Assault study action call

Ian Powell
Ian Powell
University of Otago research highlighting high levels of assault on public hospital nurses and other workers is a timely ''wake-up call'' requiring serious attention by district health boards, Ian Powell, executive director of the Association of Salaried Medical Specialists, says.

The research study, published yesterday, showed 38% of public hospital staff had been physically assaulted in the previous year.

A survey, carried out as part of the study into patient aggression experienced by staff in a public hospital, included responses from 227 people and focused on healthcare staff working at a single district health board.

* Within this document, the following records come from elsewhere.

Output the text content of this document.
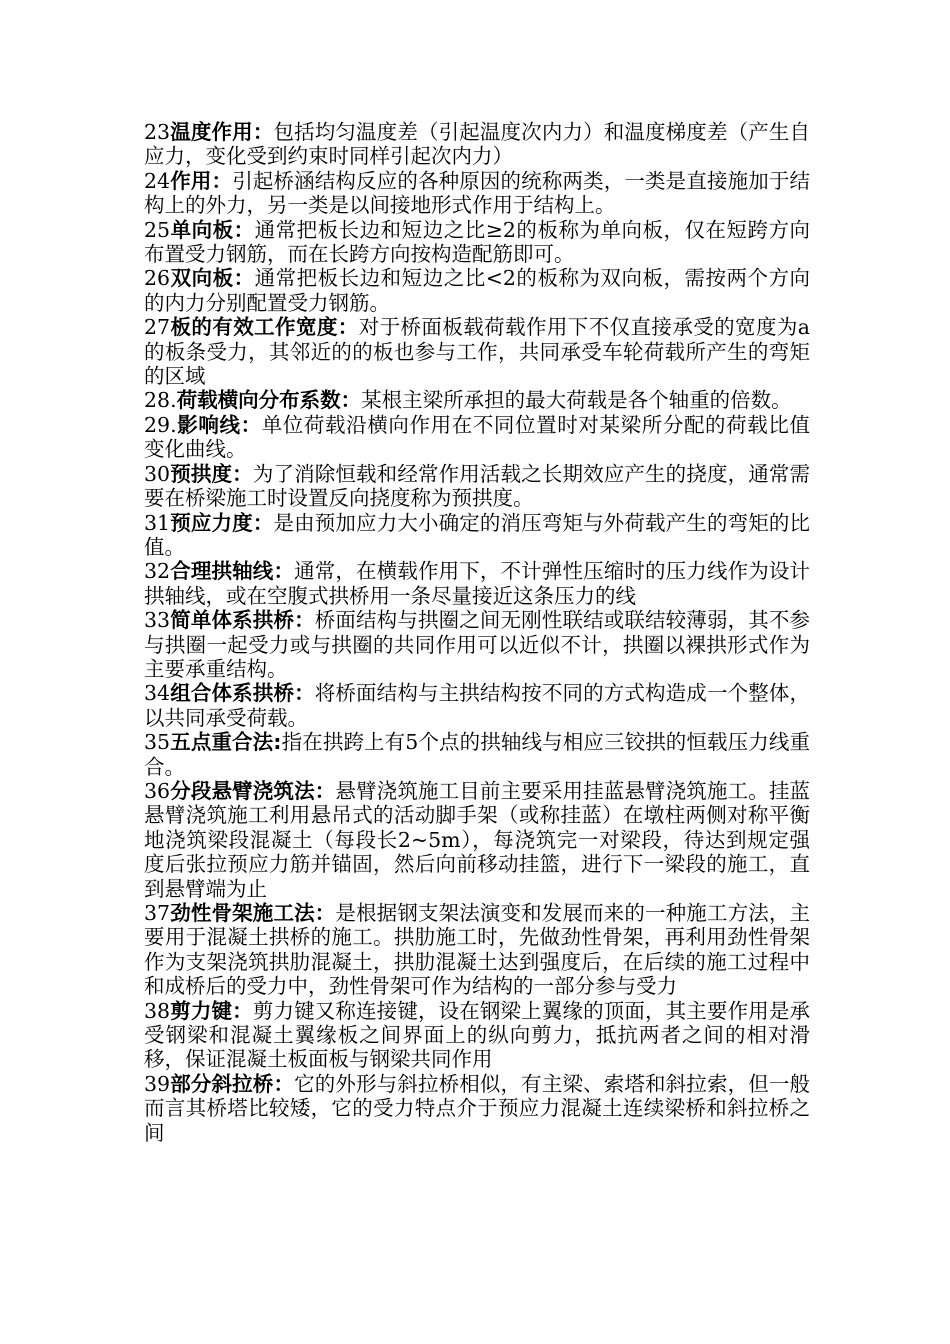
23温度作用：包括均匀温度差（引起温度次内力）和温度梯度差（产生自应力，变化受到约束时同样引起次内力）

24作用：引起桥涵结构反应的各种原因的统称两类，一类是直接施加于结构上的外力，另一类是以间接地形式作用于结构上。

25单向板：通常把板长边和短边之比≥2的板称为单向板，仅在短跨方向布置受力钢筋，而在长跨方向按构造配筋即可。

26双向板：通常把板长边和短边之比<2的板称为双向板，需按两个方向的内力分别配置受力钢筋。

27板的有效工作宽度：对于桥面板载荷载作用下不仅直接承受的宽度为a的板条受力，其邻近的的板也参与工作，共同承受车轮荷载所产生的弯矩的区域

28.荷载横向分布系数：某根主梁所承担的最大荷载是各个轴重的倍数。

29.影响线：单位荷载沿横向作用在不同位置时对某梁所分配的荷载比值变化曲线。

30预拱度：为了消除恒载和经常作用活载之长期效应产生的挠度，通常需要在桥梁施工时设置反向挠度称为预拱度。

31预应力度：是由预加应力大小确定的消压弯矩与外荷载产生的弯矩的比值。

32合理拱轴线：通常，在横载作用下，不计弹性压缩时的压力线作为设计拱轴线，或在空腹式拱桥用一条尽量接近这条压力的线

33简单体系拱桥：桥面结构与拱圈之间无刚性联结或联结较薄弱，其不参与拱圈一起受力或与拱圈的共同作用可以近似不计，拱圈以裸拱形式作为主要承重结构。

34组合体系拱桥：将桥面结构与主拱结构按不同的方式构造成一个整体，以共同承受荷载。

35五点重合法:指在拱跨上有5个点的拱轴线与相应三铰拱的恒载压力线重合。

36分段悬臂浇筑法：悬臂浇筑施工目前主要采用挂蓝悬臂浇筑施工。挂蓝悬臂浇筑施工利用悬吊式的活动脚手架（或称挂蓝）在墩柱两侧对称平衡地浇筑梁段混凝土（每段长2~5m），每浇筑完一对梁段，待达到规定强度后张拉预应力筋并锚固，然后向前移动挂篮，进行下一梁段的施工，直到悬臂端为止

37劲性骨架施工法：是根据钢支架法演变和发展而来的一种施工方法，主要用于混凝土拱桥的施工。拱肋施工时，先做劲性骨架，再利用劲性骨架作为支架浇筑拱肋混凝土，拱肋混凝土达到强度后，在后续的施工过程中和成桥后的受力中，劲性骨架可作为结构的一部分参与受力

38剪力键：剪力键又称连接键，设在钢梁上翼缘的顶面，其主要作用是承受钢梁和混凝土翼缘板之间界面上的纵向剪力，抵抗两者之间的相对滑移，保证混凝土板面板与钢梁共同作用

39部分斜拉桥：它的外形与斜拉桥相似，有主梁、索塔和斜拉索，但一般而言其桥塔比较矮，它的受力特点介于预应力混凝土连续梁桥和斜拉桥之间
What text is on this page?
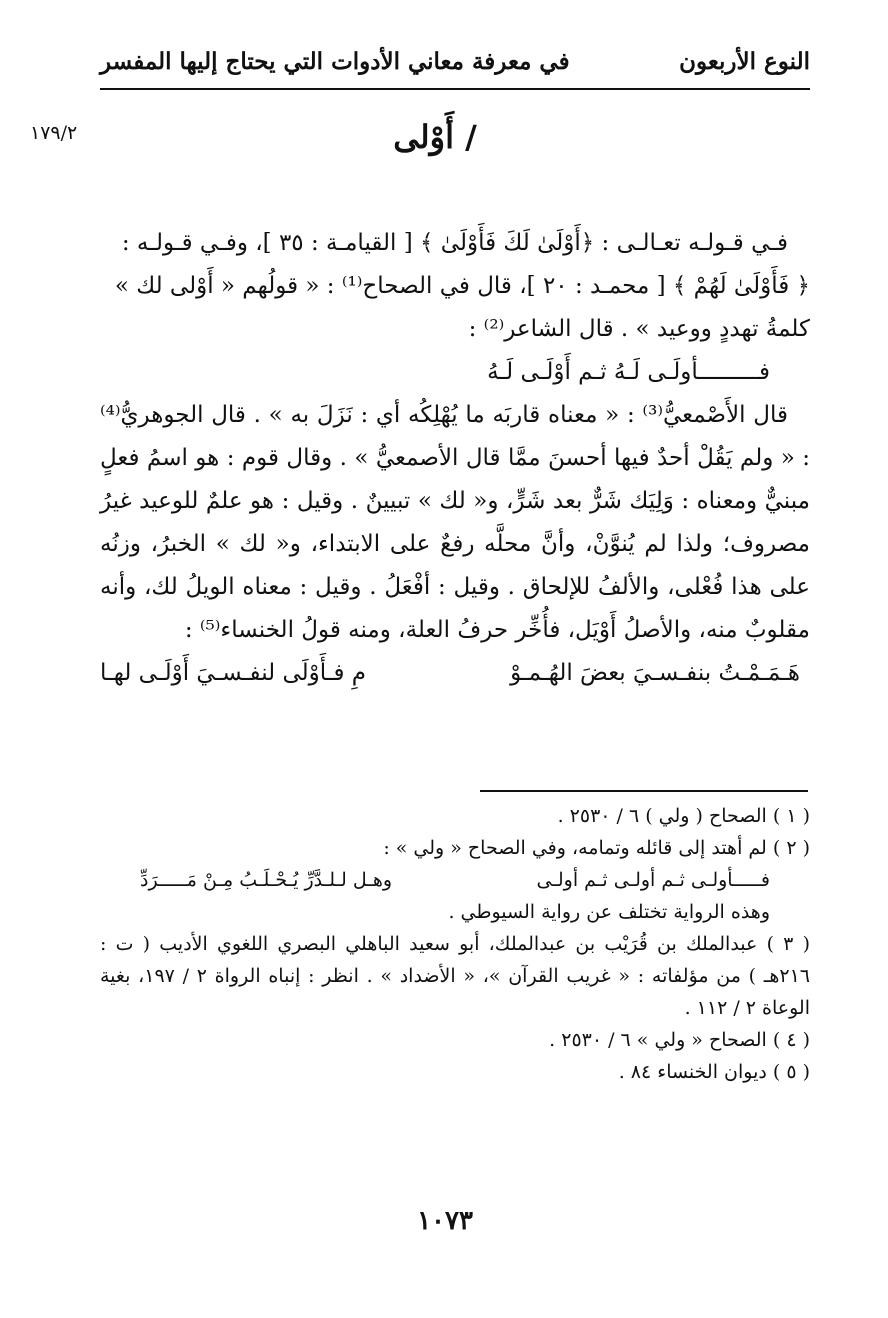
النوع الأربعون
في معرفة معاني الأدوات التي يحتاج إليها المفسر
١٧٩/٢	/ أَوْلى

فـي قـولـه تعـالـى : ﴿أَوْلَىٰ لَكَ فَأَوْلَىٰ ﴾ [ القيامـة : ٣٥ ]، وفـي قـولـه :

﴿ فَأَوْلَىٰ لَهُمْ ﴾ [ محمـد : ٢٠ ]، قال في الصحاح⁽¹⁾ : « قولُهم « أَوْلى لك »

كلمةُ تهددٍ ووعيد » . قال الشاعر⁽²⁾ :

فـــــــــأولَـى لَـهُ ثـم أَوْلَـى لَـهُ

قال الأَصْمعيُّ⁽³⁾ : « معناه قاربَه ما يُهْلِكُه أي : نَزَلَ به » . قال الجوهريُّ⁽⁴⁾ : « ولم يَقُلْ أحدٌ فيها أحسنَ ممَّا قال الأصمعيُّ » . وقال قوم : هو اسمُ فعلٍ مبنيٌّ ومعناه : وَلِيَك شَرٌّ بعد شَرٍّ، و« لك » تبيينٌ . وقيل : هو علمٌ للوعيد غيرُ مصروف؛ ولذا لم يُنوَّنْ، وأنَّ محلَّه رفعٌ على الابتداء، و« لك » الخبرُ، وزنُه على هذا فُعْلى، والألفُ للإلحاق . وقيل : أفْعَلُ . وقيل : معناه الويلُ لك، وأنه مقلوبٌ منه، والأصلُ أَوْيَل، فأُخِّر حرفُ العلة، ومنه قولُ الخنساء⁽⁵⁾ :

هَـمَـمْـتُ بنفـسـيَ بعضَ الهُـمـوْ
مِ فـأَوْلَى لنفـسـيَ أَوْلَـى لهـا

( ١ ) الصحاح ( ولي ) ٦ / ٢٥٣٠ .

( ٢ ) لم أهتد إلى قائله وتمامه، وفي الصحاح « ولي » :

فـــــأولـى ثـم أولـى ثـم أولـى
وهـل لـلـدَّرِّ يُـحْـلَـبُ مِـنْ مَـــــرَدِّ

وهذه الرواية تختلف عن رواية السيوطي .

( ٣ ) عبدالملك بن قُرَيْب بن عبدالملك، أبو سعيد الباهلي البصري اللغوي الأديب ( ت : ٢١٦هـ ) من مؤلفاته : « غريب القرآن »، « الأضداد » . انظر : إنباه الرواة ٢ / ١٩٧، بغية الوعاة ٢ / ١١٢ .

( ٤ ) الصحاح « ولي » ٦ / ٢٥٣٠ .

( ٥ ) ديوان الخنساء ٨٤ .

١٠٧٣
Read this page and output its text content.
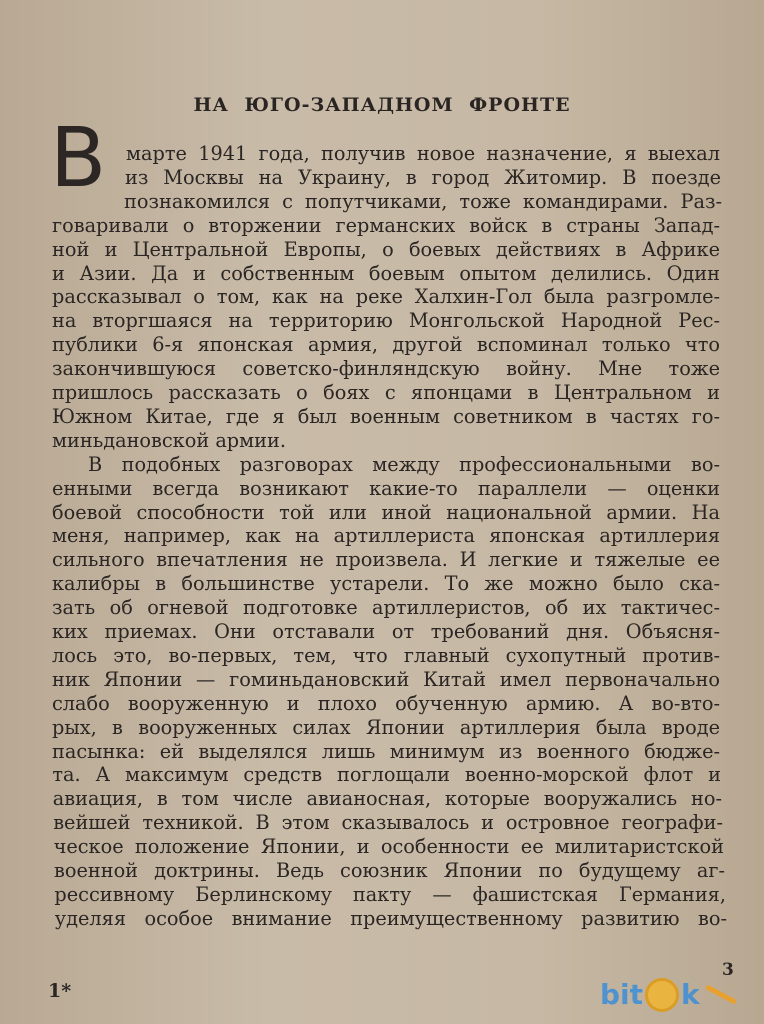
НА ЮГО-ЗАПАДНОМ ФРОНТЕ
В марте 1941 года, получив новое назначение, я выехал
из Москвы на Украину, в город Житомир. В поезде
познакомился с попутчиками, тоже командирами. Раз-
говаривали о вторжении германских войск в страны Запад-
ной и Центральной Европы, о боевых действиях в Африке
и Азии. Да и собственным боевым опытом делились. Один
рассказывал о том, как на реке Халхин-Гол была разгромле-
на вторгшаяся на территорию Монгольской Народной Рес-
публики 6-я японская армия, другой вспоминал только что
закончившуюся советско-финляндскую войну. Мне тоже
пришлось рассказать о боях с японцами в Центральном и
Южном Китае, где я был военным советником в частях го-
миньдановской армии.
В подобных разговорах между профессиональными во-
енными всегда возникают какие-то параллели — оценки
боевой способности той или иной национальной армии. На
меня, например, как на артиллериста японская артиллерия
сильного впечатления не произвела. И легкие и тяжелые ее
калибры в большинстве устарели. То же можно было ска-
зать об огневой подготовке артиллеристов, об их тактичес-
ких приемах. Они отставали от требований дня. Объясня-
лось это, во-первых, тем, что главный сухопутный против-
ник Японии — гоминьдановский Китай имел первоначально
слабо вооруженную и плохо обученную армию. А во-вто-
рых, в вооруженных силах Японии артиллерия была вроде
пасынка: ей выделялся лишь минимум из военного бюдже-
та. А максимум средств поглощали военно-морской флот и
авиация, в том числе авианосная, которые вооружались но-
вейшей техникой. В этом сказывалось и островное географи-
ческое положение Японии, и особенности ее милитаристской
военной доктрины. Ведь союзник Японии по будущему аг-
рессивному Берлинскому пакту — фашистская Германия,
уделяя особое внимание преимущественному развитию во-
1*
3
bit k
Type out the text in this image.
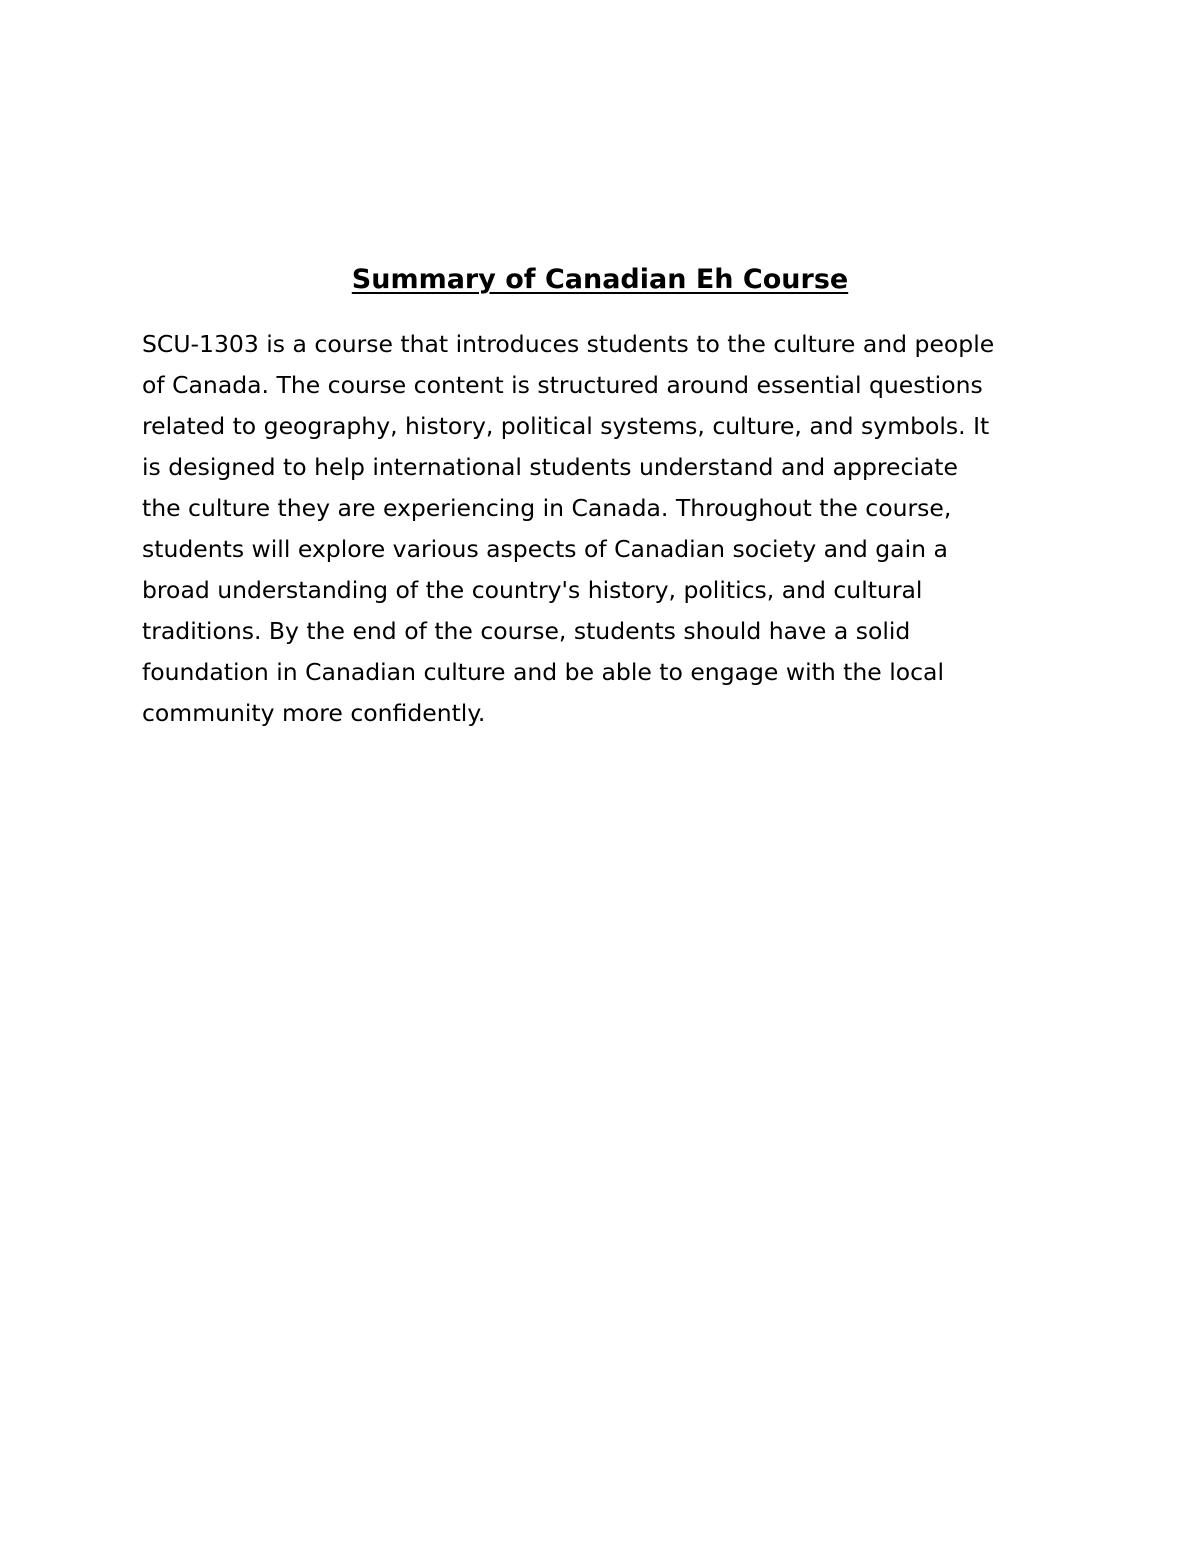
Summary of Canadian Eh Course

SCU-1303 is a course that introduces students to the culture and people
of Canada. The course content is structured around essential questions
related to geography, history, political systems, culture, and symbols. It
is designed to help international students understand and appreciate
the culture they are experiencing in Canada. Throughout the course,
students will explore various aspects of Canadian society and gain a
broad understanding of the country's history, politics, and cultural
traditions. By the end of the course, students should have a solid
foundation in Canadian culture and be able to engage with the local
community more confidently.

Responses showed 93% of the surveyed healthcare workers had experienced verbal anger at work in the previous year, and physical aggression was experienced by 65%.

A total of 43% of nurses reported they had been physically assaulted during the previous 12 months, compared with 14% of doctors.

It is understood the research was undertaken at Dunedin Hospital, but researchers said the survey had been undertaken on a confidential basis and, accordingly, they could not identify the participating hospital.

The Otago researchers were Dr Nicola Swain, Dr Chris Gale and Dr Rachel Greenwood.

Mr Powell said the study's assault figures were a ''wake-up call'' and ''concerning'' and were significantly higher than he would have expected.

It was ''unacceptable'' healthcare workers were being assaulted while doing their jobs, he said.

DHB administrators and other health planners needed to take a considered look at the figures to see how they could be reduced, and the situation should not be swept under the carpet, he said.

New Zealand Nurses Organisation associate industrial services manager Glenda Alexander, of Dunedin, was pleased the study's publication had highlighted an ''unacceptable'' situation being faced by nurses.

Nurses for some years had been concerned about aggression and assaults in the workplace, and some staff had felt the situation needed considerably more attention and priority.

Some training and procedures were in place to help counter the problems, but nurses should not have to accept assaults as ''part of the job''.

Assaults and aggressive behaviour were clearly workplace health and safety issues, and DHB administrators and other health planners had to take that fully into account.

More strategies should be put in place to reduce aggression and assaults, she said.

Dr Gale is a consultant psychiatrist at the Southern District Health Board and a senior lecturer in the Otago University department of psychological medicine.

Dr Swain and he were developing a proposed trial programme that aimed to reduce aggression and assaults, including by increasing communication skills.

The study was published in the New Zealand Medical Journal.

• The Ministry of Health was approached for comment about any concerns arising from the figures and any possible solutions.

A spokeswoman said it was an ''operational'' matter for DHBs and referred comment to the DHBs.